Genotyping of ABO and D Antigens.
- Author:
Heung Bum OH
1
;
Youn Jung CHO
;
Young Hee CHO
;
Yoo Sung HWANG
;
Doo Sung KIM
;
Sang In KIM
Author Information
1. Research Institute for Blood Transfusion, The Republic of Korea National Red Cross, Seoul, Korea.
- Publication Type:Original Article
- Keywords:
ABO genotyping;
D genotyping;
PCR;
RFLP
- MeSH:
Alleles;
Blood Donors;
DNA Fingerprinting;
Gene Amplification;
Genotype;
Humans;
Paternity;
Phenotype;
Polymerase Chain Reaction;
Polymorphism, Restriction Fragment Length
- From:Korean Journal of Blood Transfusion
1997;8(1):31-37
- CountryRepublic of Korea
- Language:Korean
-
Abstract:
BACKGROUND: Genes for ABO and Rh phenotypes were recently identified. Although ABO genotyping don't find wide application in hospital transfusion services, it can play an important role in paternity and forensic investigation. In case of Rh system, however, DNA typing may find several practical applications such as prenatal determination of fetal Rho(D) genotype. METHODS: 64 blood samples for ABO genotyping were collected from blood donors (34 A, 30 B) and 18 samples for D genotyping (10 D+, 8 D-).

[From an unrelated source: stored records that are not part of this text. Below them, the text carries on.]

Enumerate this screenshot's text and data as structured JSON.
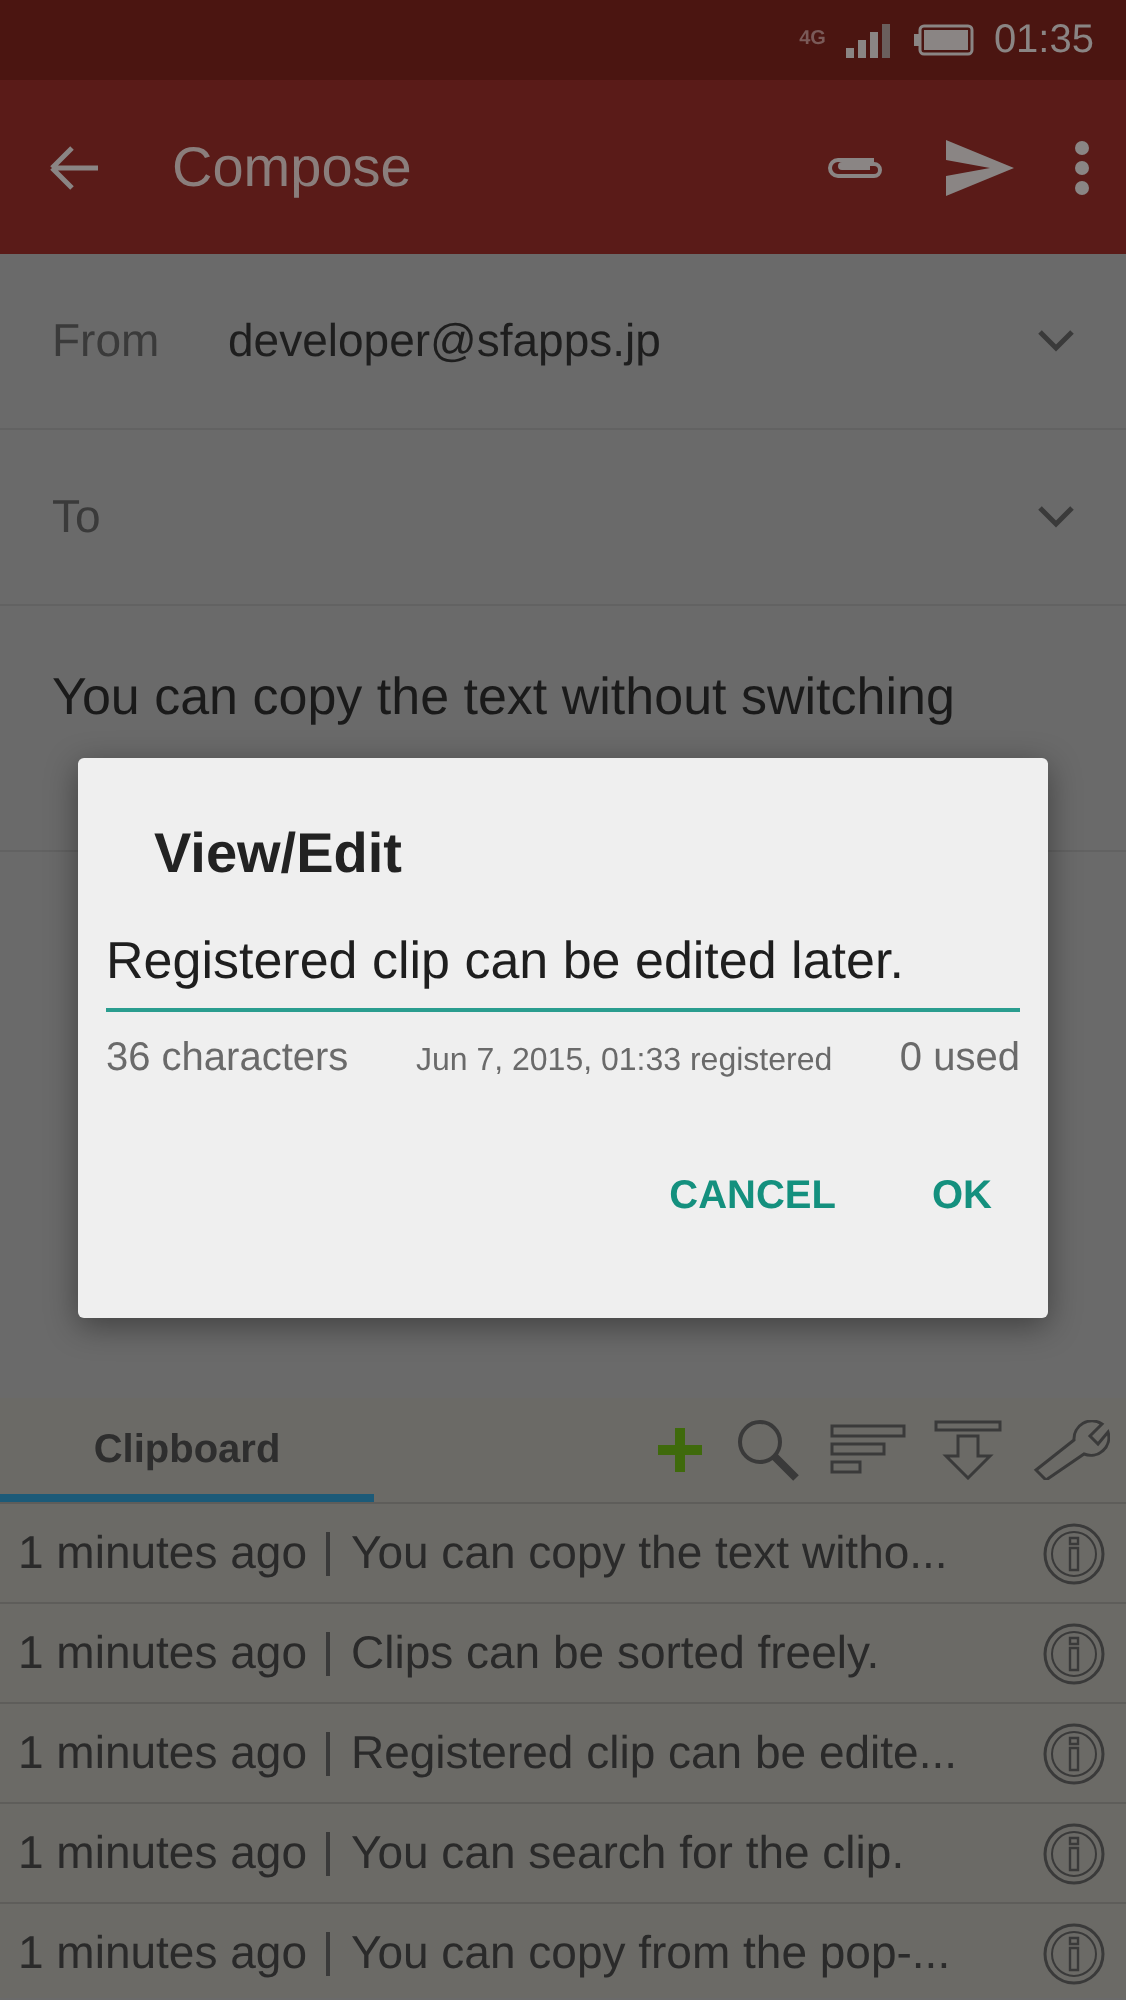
{
  "status_bar": {
    "network": "4G",
    "time": "01:35"
  },
  "app_bar": {
    "title": "Compose"
  },
  "form": {
    "from_label": "From",
    "from_value": "developer@sfapps.jp",
    "to_label": "To",
    "subject": "You can copy the text without switching"
  },
  "dialog": {
    "title": "View/Edit",
    "value": "Registered clip can be edited later.",
    "characters": "36 characters",
    "registered": "Jun 7, 2015, 01:33 registered",
    "used": "0 used",
    "buttons": [
      "CANCEL",
      "OK"
    ]
  },
  "clipboard": {
    "tabs": [
      {
        "label": "Clipboard",
        "selected": true
      }
    ],
    "clips": [
      {
        "time": "1 minutes ago",
        "text": "You can copy the text witho..."
      },
      {
        "time": "1 minutes ago",
        "text": "Clips can be sorted freely."
      },
      {
        "time": "1 minutes ago",
        "text": "Registered clip can be edite..."
      },
      {
        "time": "1 minutes ago",
        "text": "You can search for the clip."
      },
      {
        "time": "1 minutes ago",
        "text": "You can copy from the pop-..."
      }
    ]
  }
}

To distinguish A, B and O alleles, we analyzed nucleotide positions 261 and 803 using polymerase chain reaction (PCR) and Restriction Fragment Length Polymorphism (RFLP). PCR products containing nucleotide position 261 were restricted with KpnI and BstEII. Rh genotyping was done by two sets of primers, one set for both RhD and RhCcEe gene amplification, and the other set for RhD only. RESULTS: The frequencies of ABO genotypes found in Korean blood donors were as follows: in the phenotype A group, AO=79% and AA= 21%; and in the phenotype B group, BO=93% and BB=7%. Of 18 blood samples for D genotytping, 10 were typed as RhD positive and 8 as RhD negative, showing full agreement with serological typing. CONCLUSION: ABO and D genotyping can be used when RBCs suitable for serological phenotyping are not available. Futhermore, these will be useful as a supplemental test to solve the problem of blood group typing caused by weak ABO and Rh phenotype.